Week 1: Image Processing, CNNs & Object Detection
Learn how machines see: convolutional neural networks, image classification, object detection, segmentation, and real-time vision with OpenCV.
- Implement convolution and pooling operations from scratch
- Train a ResNet-style network on an image dataset
- Implement YOLO-style object detection
- Apply image segmentation techniques
This first lecture establishes the foundational framework for Computer Vision.
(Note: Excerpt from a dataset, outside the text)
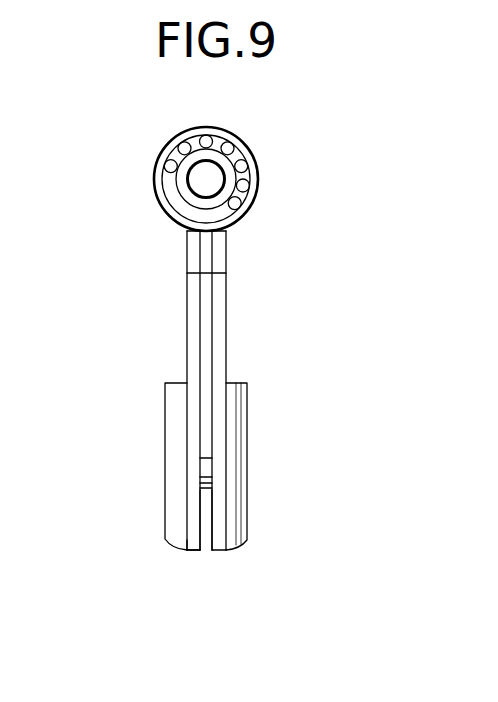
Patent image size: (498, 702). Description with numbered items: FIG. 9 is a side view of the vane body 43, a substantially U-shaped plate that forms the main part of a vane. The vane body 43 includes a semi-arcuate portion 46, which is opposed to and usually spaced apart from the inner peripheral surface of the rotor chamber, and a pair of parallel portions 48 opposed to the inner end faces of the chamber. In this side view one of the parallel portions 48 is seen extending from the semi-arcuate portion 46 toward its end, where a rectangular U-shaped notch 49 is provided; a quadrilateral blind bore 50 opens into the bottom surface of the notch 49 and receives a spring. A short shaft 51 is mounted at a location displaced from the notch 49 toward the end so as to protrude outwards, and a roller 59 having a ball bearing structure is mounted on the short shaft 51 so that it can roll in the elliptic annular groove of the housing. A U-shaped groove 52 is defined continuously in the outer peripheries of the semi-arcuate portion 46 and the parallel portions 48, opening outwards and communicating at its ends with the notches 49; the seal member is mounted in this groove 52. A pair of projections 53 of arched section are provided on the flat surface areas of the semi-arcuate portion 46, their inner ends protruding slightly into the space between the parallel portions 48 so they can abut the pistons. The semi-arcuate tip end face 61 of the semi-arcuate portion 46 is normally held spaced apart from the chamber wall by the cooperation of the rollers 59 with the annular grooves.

By the end of this session, you will have the conceptual grounding and practical starting point needed for the rest of the course.
Key Concepts
The lecture introduces the four main pillars of this course: Convolution & Feature Maps, Classic Architectures: VGG, ResNet, EfficientNet, Object Detection: YOLO, Faster R-CNN, Semantic Segmentation: U-Net. Each will be explored in depth over the 14-week curriculum, with hands-on projects reinforcing theory at every stage.
This Week's Focus
Focus on mastering: Convolution & Feature Maps and Classic Architectures: VGG, ResNet, EfficientNet. These are the prerequisites for everything in Week 2. The concepts build on each other — do not skip the practice exercises.
DS303 Project 1: Real-Time Object Detector
Train an object detector on a custom dataset (or COCO subset) and build a real-time inference pipeline using OpenCV. Measure FPS, mAP, and inference latency.
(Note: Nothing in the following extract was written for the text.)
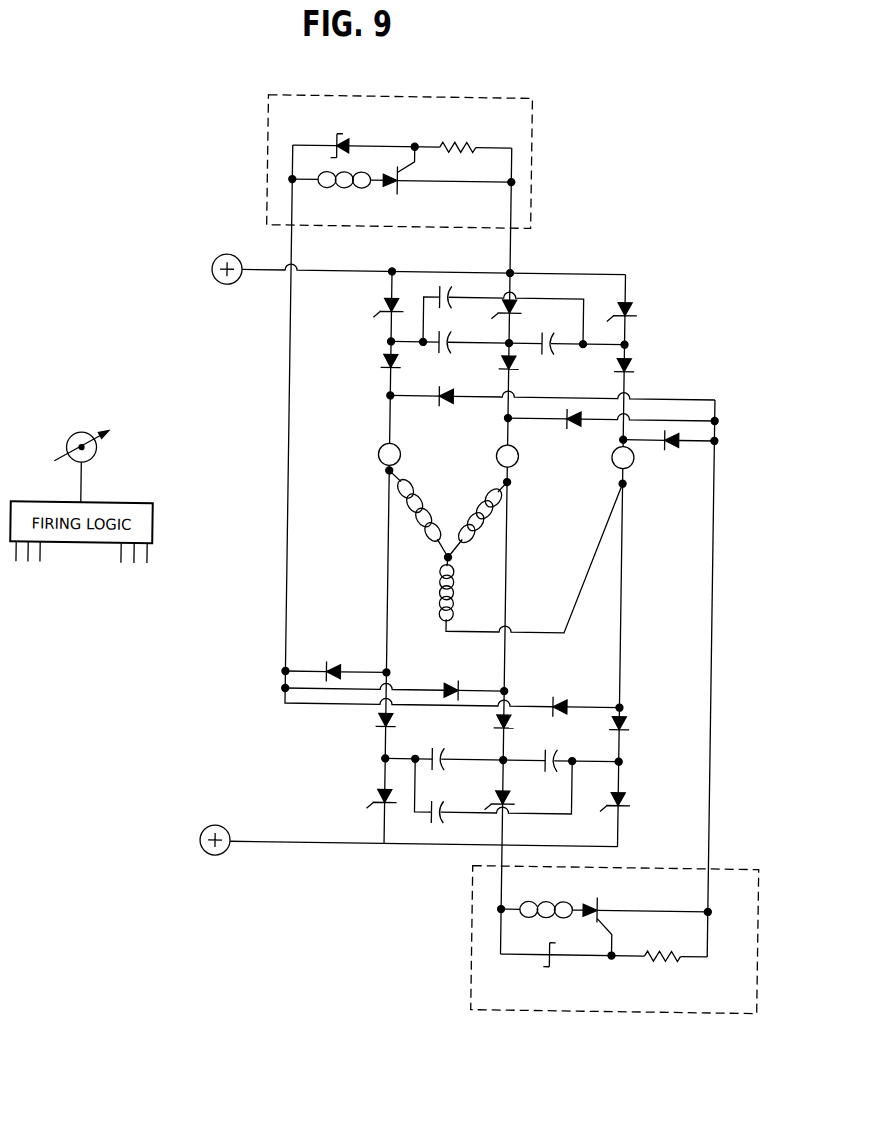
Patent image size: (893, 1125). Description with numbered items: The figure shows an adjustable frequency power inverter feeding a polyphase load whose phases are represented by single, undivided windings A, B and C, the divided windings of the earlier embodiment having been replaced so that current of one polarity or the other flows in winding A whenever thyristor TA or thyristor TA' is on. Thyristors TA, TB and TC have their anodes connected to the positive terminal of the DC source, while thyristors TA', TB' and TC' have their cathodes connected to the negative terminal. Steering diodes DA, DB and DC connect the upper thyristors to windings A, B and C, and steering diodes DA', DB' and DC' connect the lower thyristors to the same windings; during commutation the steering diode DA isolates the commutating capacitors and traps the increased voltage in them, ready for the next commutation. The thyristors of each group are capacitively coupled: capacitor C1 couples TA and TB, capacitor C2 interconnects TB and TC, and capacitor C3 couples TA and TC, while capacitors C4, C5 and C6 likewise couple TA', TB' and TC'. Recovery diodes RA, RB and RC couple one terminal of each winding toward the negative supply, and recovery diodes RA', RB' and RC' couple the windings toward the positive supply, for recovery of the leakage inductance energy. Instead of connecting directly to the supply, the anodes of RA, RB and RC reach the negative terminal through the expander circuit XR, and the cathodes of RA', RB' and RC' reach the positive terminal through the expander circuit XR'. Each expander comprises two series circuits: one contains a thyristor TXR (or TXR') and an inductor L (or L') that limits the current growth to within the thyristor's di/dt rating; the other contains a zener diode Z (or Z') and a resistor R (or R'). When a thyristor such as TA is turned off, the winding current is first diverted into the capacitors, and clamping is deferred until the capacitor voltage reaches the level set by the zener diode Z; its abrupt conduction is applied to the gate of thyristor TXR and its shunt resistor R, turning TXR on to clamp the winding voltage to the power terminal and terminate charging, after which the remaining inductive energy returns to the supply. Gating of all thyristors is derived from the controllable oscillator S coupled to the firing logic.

- Object detection model (YOLOv5 or custom)
- Custom dataset collection and annotation
- Real-time inference script with OpenCV
- Benchmark: FPS, precision, recall, mAP@50
These represent the style and difficulty of questions you'll see on the midterm and final. Start thinking about them now.
What is the receptive field of a neuron in a CNN, and how does it grow with depth?
Explain the skip connections in ResNet. Why do they solve the degradation problem?
What is the difference between object detection and semantic segmentation?